Unfortunately the link doesn’t bring up the names and addresses of 57 MP’s. Instead it brings up a query in the House of Commons by the MP for North West Leicestershire David Taylor. He complains that within a two hour window on Sunday he received 6,000 e mails from Greenpeace members, most of them living in the South East and none of them from his own constituency. He asks if the house can do anything to legislate against this mail bombing? Jokingly the Speaker tells him to treat Sunday as a day of rest and not read his e mails at all. But then he goes on to reassure the MP that the house will look into the issue.

So now I have the name of one of the 57 MPs. I click on his details, and make it 6001.

56 more still to do. So little time. But the carbontoddler needs collecting from playgroup, so I leave the computer and walk to the hall. After lunch we have a children's party to go to. And the vote is tomorrow. A library run follows, then beavers, then work committments when the kids are in bed.

I start to really feel bad about the other 56 MP's, when I read in the papers that some of them have already been 'won round' by the government. But, in a miserable attempt to deflect the guilt and clear the way for some late night TV watching instead of letter writing, I ask myself whether we should be virtual bombing the MP's that didn't oppose the action last time around rather than the ones who did? Aren't they more of a problem? Is Emma really on top of all this?

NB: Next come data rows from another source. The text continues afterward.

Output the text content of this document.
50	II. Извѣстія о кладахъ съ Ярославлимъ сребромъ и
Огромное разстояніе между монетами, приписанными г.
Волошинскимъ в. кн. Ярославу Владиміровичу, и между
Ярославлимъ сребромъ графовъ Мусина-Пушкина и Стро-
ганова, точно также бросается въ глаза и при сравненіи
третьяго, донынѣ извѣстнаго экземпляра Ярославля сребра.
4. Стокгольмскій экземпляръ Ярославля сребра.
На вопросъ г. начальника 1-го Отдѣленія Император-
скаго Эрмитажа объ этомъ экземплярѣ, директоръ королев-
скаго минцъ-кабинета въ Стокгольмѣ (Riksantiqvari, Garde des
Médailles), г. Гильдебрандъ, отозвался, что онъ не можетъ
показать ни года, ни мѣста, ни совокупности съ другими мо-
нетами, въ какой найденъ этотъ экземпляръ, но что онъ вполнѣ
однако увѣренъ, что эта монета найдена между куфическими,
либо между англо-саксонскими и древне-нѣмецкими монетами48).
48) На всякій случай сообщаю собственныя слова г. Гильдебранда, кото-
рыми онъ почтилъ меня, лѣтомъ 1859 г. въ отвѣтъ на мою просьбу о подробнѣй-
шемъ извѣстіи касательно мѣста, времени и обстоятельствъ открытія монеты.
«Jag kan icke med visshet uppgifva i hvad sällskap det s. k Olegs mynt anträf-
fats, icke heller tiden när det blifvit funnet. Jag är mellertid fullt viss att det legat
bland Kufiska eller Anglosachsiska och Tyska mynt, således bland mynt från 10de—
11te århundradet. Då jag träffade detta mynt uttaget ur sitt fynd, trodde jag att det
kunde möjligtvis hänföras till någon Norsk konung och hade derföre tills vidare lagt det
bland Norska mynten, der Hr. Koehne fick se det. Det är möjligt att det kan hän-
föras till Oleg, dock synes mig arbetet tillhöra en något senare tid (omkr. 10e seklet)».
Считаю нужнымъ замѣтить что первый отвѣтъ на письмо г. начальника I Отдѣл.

I go back to my in-box. In the mailbox, below Emma’s request, is a message from the South Lakeland Action for Climate Change group, inviting me to a talk about what I can do before the Copenhagan talks on November 30th. They’re my local group and I’ve considered getting involved before but never done anything about it. The meeting is in a hall in Kendal. It isn’t going to be full of the great or the glamorous, and I doubt Emma Thompson has been invited. But it’s still national action at a local level. I put it in the diary. And feel a little more able to sleep.